A project log for Heroineclock II

Giant clock from a PIC18F6585, 135 cheap LEDs, foam core posterboard, hot glue, lots of hot glue

lion-mclionheadlion mclionhead 07/07/2018 at 06:360 Comments

It was 1st documented in Nov 2017 that a segment had died, as they always do.  Lions wait as long as possible, in case more segments quickly followed.

8 months later, all 5 LEDs had to be replaced.  The lion only ordered 5 replacements.  The next bad segment will require using higher voltage ones with the higher voltage regulator or another $20 digikey order of yet another voltage.  Not easy to have any surplus, since China only does 1 run of each LED design.

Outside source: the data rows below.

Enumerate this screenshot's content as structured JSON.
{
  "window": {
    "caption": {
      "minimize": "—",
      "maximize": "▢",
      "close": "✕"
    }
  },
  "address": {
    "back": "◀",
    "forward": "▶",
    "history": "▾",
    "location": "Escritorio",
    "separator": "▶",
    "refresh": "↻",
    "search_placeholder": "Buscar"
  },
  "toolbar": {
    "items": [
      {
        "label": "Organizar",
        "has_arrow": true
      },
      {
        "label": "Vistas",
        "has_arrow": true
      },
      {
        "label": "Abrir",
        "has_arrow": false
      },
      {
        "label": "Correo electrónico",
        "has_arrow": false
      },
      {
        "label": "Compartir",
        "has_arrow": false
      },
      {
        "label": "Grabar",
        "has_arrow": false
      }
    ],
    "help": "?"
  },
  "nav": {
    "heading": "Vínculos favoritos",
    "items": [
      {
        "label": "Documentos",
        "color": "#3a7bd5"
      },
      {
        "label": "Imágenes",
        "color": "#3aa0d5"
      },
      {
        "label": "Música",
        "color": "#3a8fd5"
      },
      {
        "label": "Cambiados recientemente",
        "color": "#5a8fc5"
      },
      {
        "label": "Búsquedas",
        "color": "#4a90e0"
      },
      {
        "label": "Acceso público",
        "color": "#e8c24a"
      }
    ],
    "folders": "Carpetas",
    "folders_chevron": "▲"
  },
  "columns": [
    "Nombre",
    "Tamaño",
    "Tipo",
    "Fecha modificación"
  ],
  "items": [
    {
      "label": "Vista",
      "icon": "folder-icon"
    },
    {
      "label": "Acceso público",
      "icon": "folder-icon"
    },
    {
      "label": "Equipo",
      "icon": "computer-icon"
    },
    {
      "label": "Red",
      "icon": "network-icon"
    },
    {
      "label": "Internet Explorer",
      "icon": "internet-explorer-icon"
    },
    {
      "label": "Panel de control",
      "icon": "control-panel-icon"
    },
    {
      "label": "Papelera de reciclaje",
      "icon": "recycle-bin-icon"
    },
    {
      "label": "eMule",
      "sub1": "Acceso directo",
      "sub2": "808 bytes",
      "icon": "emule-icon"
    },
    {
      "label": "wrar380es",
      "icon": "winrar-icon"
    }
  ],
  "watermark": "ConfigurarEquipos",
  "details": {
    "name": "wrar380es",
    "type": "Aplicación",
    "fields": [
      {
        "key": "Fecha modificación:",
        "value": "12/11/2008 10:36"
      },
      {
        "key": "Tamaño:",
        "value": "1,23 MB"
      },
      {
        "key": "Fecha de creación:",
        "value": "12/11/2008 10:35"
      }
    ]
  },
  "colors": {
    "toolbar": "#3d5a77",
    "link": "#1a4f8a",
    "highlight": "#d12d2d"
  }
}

Also replaced the backup battery with a 45000uF cap.  It feeds the regulator's feedback resistors, so it only lasts a second.  It's good enough for glitches & there's nothing to configure on the clock.  The backup battery was worthless, since the power went out often, for over 4 hours & a charging circuit would have been expensive.  Without a charger, it was easier just to reset the time than disassemble it.

During the year without the segment, telling time was still possible.  It made the lion kingdom wonder, with all the funky binary, octal, hex, flipper clocks, what is the minimum number of segments required for the minimum useful precision?  It's 11 segments, 5 bits for the hour in binary, 6 bits for the minutes in binary.  You'd have to be a savant to decipher it, or a candidate for a SpaceX job.  

Binary coded binary is still too hard.  Hex hours with base 10 minutes would allow dropping 2 hour segments & still be easy.  It might be hard to remember the minutes were base 10.